Likewise with subtraction, where the multiplier becomes $-(2^a + 1)$:

uint32_t k = 0xdeadbeef;

/* Forwards */
k = ~k - (k << 9); // Same as k = (k * -1 * ((1<<9) + 1)) - 1


/* Backwards */
k++;
k *= 133956095; // Inverse of -(2^9 + 1) modulo 2^32


printf("%08x\n", k); // deadbeef !

The clever bit-extracting solution is not necessary for xor-ing shifts against the complement, either. Complements do distribute with xor, so all that is needed is to re-flip the complemented bits, and then proceed as normal with shift inversion, like so:

uint32_t k = 0xdeadbeef;
    
/* Forward */
k = ~k ^ (k << 9);

/* Reverse */
k ^= 0xfffffe00; // All bits high except lowest 9

k ^= k << 9;     // Starting at 9 and doubling

k ^= k << 18;
k = ~k;          // Recomplement to get original k


printf("%08x\n", k); // deadbeef !

Final code

And so the final inversion of the hash function is:

uint64_t inv_hash6432shift(uint32_t hash, uint32_t trunc) {
    uint64_t key = hash | ((uint64_t)trunc << 32);
    
    key ^= key >> 22;
    key ^= key >> 44;
    
    key *= 1135184250689818600U;
    
    key ^= key >> 11;
    key ^= key >> 22;
    key ^= key >> 44;
    
    key *= 14933078535860113000U;
    
    key ^= key >> 31;
    key ^= key >> 62;
    
    key++;
    key *= 18428729606480330751U;
    
    return key;
}

This code can churn through every single possible preimage for a given hash in about ~19 minutes.
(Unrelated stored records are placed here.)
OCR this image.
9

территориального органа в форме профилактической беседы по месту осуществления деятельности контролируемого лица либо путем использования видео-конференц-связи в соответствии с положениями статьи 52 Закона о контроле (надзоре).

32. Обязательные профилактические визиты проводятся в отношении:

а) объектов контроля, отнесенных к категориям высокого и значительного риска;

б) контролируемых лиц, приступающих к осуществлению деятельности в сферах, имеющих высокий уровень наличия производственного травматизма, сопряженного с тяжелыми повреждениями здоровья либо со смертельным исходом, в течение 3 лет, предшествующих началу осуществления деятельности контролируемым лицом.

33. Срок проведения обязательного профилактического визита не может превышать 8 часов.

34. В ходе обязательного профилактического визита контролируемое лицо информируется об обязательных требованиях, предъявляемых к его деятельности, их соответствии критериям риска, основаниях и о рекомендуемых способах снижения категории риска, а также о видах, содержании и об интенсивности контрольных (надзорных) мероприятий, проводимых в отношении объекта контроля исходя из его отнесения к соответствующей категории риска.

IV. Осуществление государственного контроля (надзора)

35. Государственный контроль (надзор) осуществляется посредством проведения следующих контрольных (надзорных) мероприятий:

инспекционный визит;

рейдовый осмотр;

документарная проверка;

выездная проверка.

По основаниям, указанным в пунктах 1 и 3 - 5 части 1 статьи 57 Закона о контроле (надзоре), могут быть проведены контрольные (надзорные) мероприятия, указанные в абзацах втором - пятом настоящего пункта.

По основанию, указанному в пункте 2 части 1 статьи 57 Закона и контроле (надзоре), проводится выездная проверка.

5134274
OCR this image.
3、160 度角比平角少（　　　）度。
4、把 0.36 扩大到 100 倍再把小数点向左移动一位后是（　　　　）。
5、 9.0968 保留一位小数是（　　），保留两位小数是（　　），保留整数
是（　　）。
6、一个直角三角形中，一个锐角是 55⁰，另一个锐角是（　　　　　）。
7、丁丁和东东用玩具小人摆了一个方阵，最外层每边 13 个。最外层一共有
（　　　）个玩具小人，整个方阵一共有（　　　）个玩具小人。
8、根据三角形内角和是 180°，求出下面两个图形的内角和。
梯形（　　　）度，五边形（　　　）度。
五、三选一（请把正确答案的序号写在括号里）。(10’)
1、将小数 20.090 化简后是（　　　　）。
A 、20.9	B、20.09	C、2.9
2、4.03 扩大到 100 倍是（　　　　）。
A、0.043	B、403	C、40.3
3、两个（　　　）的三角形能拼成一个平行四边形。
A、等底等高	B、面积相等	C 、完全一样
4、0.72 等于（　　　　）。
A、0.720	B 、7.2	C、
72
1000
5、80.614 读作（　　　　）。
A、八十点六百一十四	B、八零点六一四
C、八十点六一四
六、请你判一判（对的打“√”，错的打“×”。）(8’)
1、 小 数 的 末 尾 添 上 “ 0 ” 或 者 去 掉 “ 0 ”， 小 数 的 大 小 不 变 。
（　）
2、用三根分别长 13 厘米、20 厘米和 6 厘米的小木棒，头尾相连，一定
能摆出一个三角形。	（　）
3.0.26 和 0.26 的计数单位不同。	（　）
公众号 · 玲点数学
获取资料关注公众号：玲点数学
If you want to play with the C code, here is a download to the file.

Improvements to the function

The original hash function could be improved drastically by applying the $C(i) + i$ structure mentioned at the start, like so:

uint32_t hash6432shift(uint64_t key) {
    uint64_t in = key;  // Make a copy of the input

    
    // Run the hash function as normal

    key = (~key) + (key << 18);
    key ^= key >> 31;
    key *= 21;
    key ^= key >> 11;
    key += key << 6;
    key ^= key >> 22; 
    
    key += in; // Add the original input back to key

    
    return 0xFFFFFFFF & key; // Then finally truncate

}

Just doing this modification I can no longer see an easy way (faster than $2^{32}$ work) to generate preimages and so this is "left as an exercise to the reader".